A joint report from the IIA and CAQ says auditors vented at roundtable discussions that the PCAOB is looking for granularity, that the guidance has strained the relationship between internal and external auditors, and that management is irked over the “audit fatigue” of having its staff subjected to duplicative audit demands, not to mention the cost consequences. More than 60 percent of internal auditors in the IIA survey said their external audit fees are rising.
“It’s clear there are still some cases where external auditors are being particularly cautious, and perhaps just not relying on the work of internal audit at all, or asking for a lot of additional documentation to re-perform the work of internal audit, essentially,” Chambers says. “All of that creates tension between internal and external audit, and external audit fees going up creates angst with the audit committee and management in general.”
The solution that emerged from roundtable discussions, says the CAQ and IIA, is for audit committees to get more involved and for audit planning to be more coordinated and better communicated upfront. The audit committee, internal audit, and external audit should plan together how the work will be allocated, what templates will be used, and how walkthroughs will be performed to reduce duplication of efforts. “The audit committee can help coordinate internal audit’s time and resources and how those are going to be used by external auditors,” Fornelli says.
External auditors would welcome that conversation, says Sara Lord, a partner with McGladrey. “Everything can benefit from more communication,” says Lord, who has seen the tension on both sides through the firm’s external audit services as well as outsourced internal audit services. “Reach out sooner, and plan this together. What are your audit plans? Are you using sample sizes that are sufficient? Do you have enough coverage coordinated with our audit methodology? This can only benefit the risk structure of the company and assure effective use of resources.”

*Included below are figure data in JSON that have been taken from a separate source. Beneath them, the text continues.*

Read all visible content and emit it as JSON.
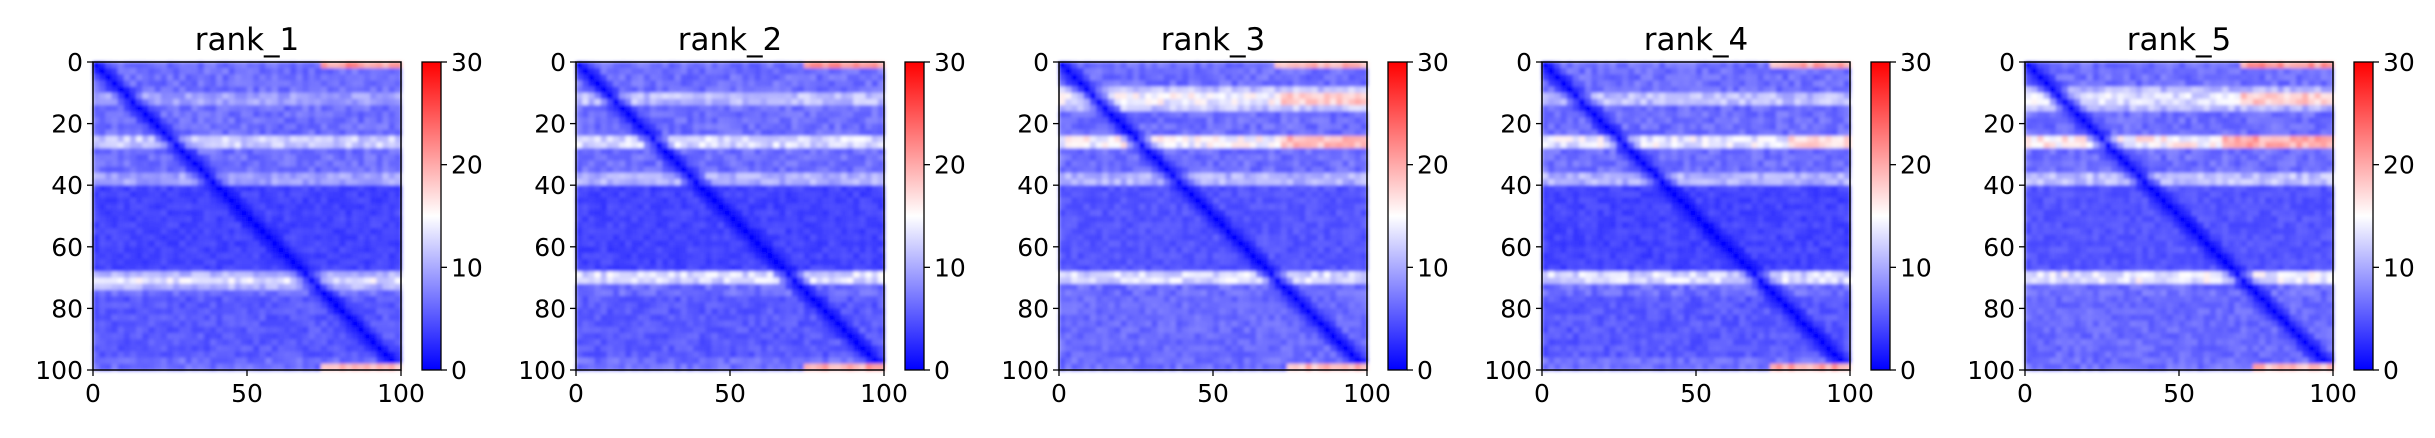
{
  "chart_data": [
    {
      "type": "heatmap",
      "title": "rank_1",
      "xlim": [
        0,
        100
      ],
      "ylim": [
        100,
        0
      ],
      "xticks": [
        "0",
        "50",
        "100"
      ],
      "yticks": [
        "0",
        "20",
        "40",
        "60",
        "80",
        "100"
      ],
      "colorbar": {
        "range": [
          0,
          30
        ],
        "ticks": [
          "0",
          "10",
          "20",
          "30"
        ],
        "colormap": "bwr"
      },
      "bands": [
        {
          "center": 12,
          "width": 3,
          "value": 11
        },
        {
          "center": 26,
          "width": 3,
          "value": 14
        },
        {
          "center": 38,
          "width": 2,
          "value": 12
        },
        {
          "center": 71,
          "width": 3,
          "value": 14
        }
      ],
      "red_patches": [
        {
          "x": [
            75,
            100
          ],
          "y": [
            0,
            2
          ],
          "value": 22
        },
        {
          "x": [
            75,
            100
          ],
          "y": [
            98,
            100
          ],
          "value": 20
        }
      ],
      "diagonal_value": 0,
      "lower_block_value": 3
    },
    {
      "type": "heatmap",
      "title": "rank_2",
      "xlim": [
        0,
        100
      ],
      "ylim": [
        100,
        0
      ],
      "xticks": [
        "0",
        "50",
        "100"
      ],
      "yticks": [
        "0",
        "20",
        "40",
        "60",
        "80",
        "100"
      ],
      "colorbar": {
        "range": [
          0,
          30
        ],
        "ticks": [
          "0",
          "10",
          "20",
          "30"
        ],
        "colormap": "bwr"
      },
      "bands": [
        {
          "center": 12,
          "width": 3,
          "value": 13
        },
        {
          "center": 26,
          "width": 3,
          "value": 15
        },
        {
          "center": 38,
          "width": 2,
          "value": 13
        },
        {
          "center": 70,
          "width": 3,
          "value": 15
        }
      ],
      "red_patches": [
        {
          "x": [
            75,
            100
          ],
          "y": [
            0,
            2
          ],
          "value": 22
        },
        {
          "x": [
            75,
            100
          ],
          "y": [
            98,
            100
          ],
          "value": 21
        }
      ],
      "diagonal_value": 0,
      "lower_block_value": 3
    },
    {
      "type": "heatmap",
      "title": "rank_3",
      "xlim": [
        0,
        100
      ],
      "ylim": [
        100,
        0
      ],
      "xticks": [
        "0",
        "50",
        "100"
      ],
      "yticks": [
        "0",
        "20",
        "40",
        "60",
        "80",
        "100"
      ],
      "colorbar": {
        "range": [
          0,
          30
        ],
        "ticks": [
          "0",
          "10",
          "20",
          "30"
        ],
        "colormap": "bwr"
      },
      "bands": [
        {
          "center": 12,
          "width": 4,
          "value": 16
        },
        {
          "center": 26,
          "width": 3,
          "value": 17
        },
        {
          "center": 38,
          "width": 2,
          "value": 13
        },
        {
          "center": 70,
          "width": 3,
          "value": 15
        }
      ],
      "red_patches": [
        {
          "x": [
            70,
            100
          ],
          "y": [
            0,
            2
          ],
          "value": 20
        },
        {
          "x": [
            72,
            100
          ],
          "y": [
            10,
            14
          ],
          "value": 19
        },
        {
          "x": [
            72,
            100
          ],
          "y": [
            24,
            28
          ],
          "value": 20
        },
        {
          "x": [
            75,
            100
          ],
          "y": [
            98,
            100
          ],
          "value": 20
        }
      ],
      "diagonal_value": 0,
      "lower_block_value": 4
    },
    {
      "type": "heatmap",
      "title": "rank_4",
      "xlim": [
        0,
        100
      ],
      "ylim": [
        100,
        0
      ],
      "xticks": [
        "0",
        "50",
        "100"
      ],
      "yticks": [
        "0",
        "20",
        "40",
        "60",
        "80",
        "100"
      ],
      "colorbar": {
        "range": [
          0,
          30
        ],
        "ticks": [
          "0",
          "10",
          "20",
          "30"
        ],
        "colormap": "bwr"
      },
      "bands": [
        {
          "center": 12,
          "width": 3,
          "value": 13
        },
        {
          "center": 26,
          "width": 3,
          "value": 16
        },
        {
          "center": 38,
          "width": 2,
          "value": 13
        },
        {
          "center": 70,
          "width": 3,
          "value": 15
        }
      ],
      "red_patches": [
        {
          "x": [
            75,
            100
          ],
          "y": [
            0,
            2
          ],
          "value": 21
        },
        {
          "x": [
            80,
            100
          ],
          "y": [
            24,
            28
          ],
          "value": 18
        },
        {
          "x": [
            75,
            100
          ],
          "y": [
            98,
            100
          ],
          "value": 21
        }
      ],
      "diagonal_value": 0,
      "lower_block_value": 3
    },
    {
      "type": "heatmap",
      "title": "rank_5",
      "xlim": [
        0,
        100
      ],
      "ylim": [
        100,
        0
      ],
      "xticks": [
        "0",
        "50",
        "100"
      ],
      "yticks": [
        "0",
        "20",
        "40",
        "60",
        "80",
        "100"
      ],
      "colorbar": {
        "range": [
          0,
          30
        ],
        "ticks": [
          "0",
          "10",
          "20",
          "30"
        ],
        "colormap": "bwr"
      },
      "bands": [
        {
          "center": 12,
          "width": 4,
          "value": 15
        },
        {
          "center": 26,
          "width": 3,
          "value": 18
        },
        {
          "center": 38,
          "width": 2,
          "value": 14
        },
        {
          "center": 70,
          "width": 3,
          "value": 16
        }
      ],
      "red_patches": [
        {
          "x": [
            70,
            100
          ],
          "y": [
            0,
            2
          ],
          "value": 22
        },
        {
          "x": [
            70,
            100
          ],
          "y": [
            10,
            14
          ],
          "value": 19
        },
        {
          "x": [
            65,
            100
          ],
          "y": [
            24,
            28
          ],
          "value": 21
        },
        {
          "x": [
            75,
            100
          ],
          "y": [
            98,
            100
          ],
          "value": 20
        }
      ],
      "diagonal_value": 0,
      "lower_block_value": 4
    }
  ]
}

Peter Bible, a partner with audit firm EisnerAmper, says the tension represents a “pothole” in the continued evolution of auditing as a regulated profession. He worries the tension could harm the strides internal audit has made in recent years in becoming more elevated in corporate structures.
“I would hate to see this become a step backward for them,” he says. “If firms are less likely to rely on the work of internal audit and do the work themselves, that has a couple of outcomes—all bad. The audit fees go up, and management will start questioning why internal audit needs a large budget.”
Chambers doesn’t believe that’s an immediate concern. “There’s probably a healthy appreciation among management and audit committees that perhaps this has been an overreaction on the part of external auditors to the PCAOB’s guidance,” he says.
Lord says auditors are responding to the totality of standards and guidance, not any one piece of guidance. “As CPA firms, we’re responding to guidance issued by the PCAOB in the form of official standards as well as guidance given through the course of inspection,” she says. “It’s difficult to point to just one of those sources of guidance and say you overreacted to a certain piece without looking at it in total.”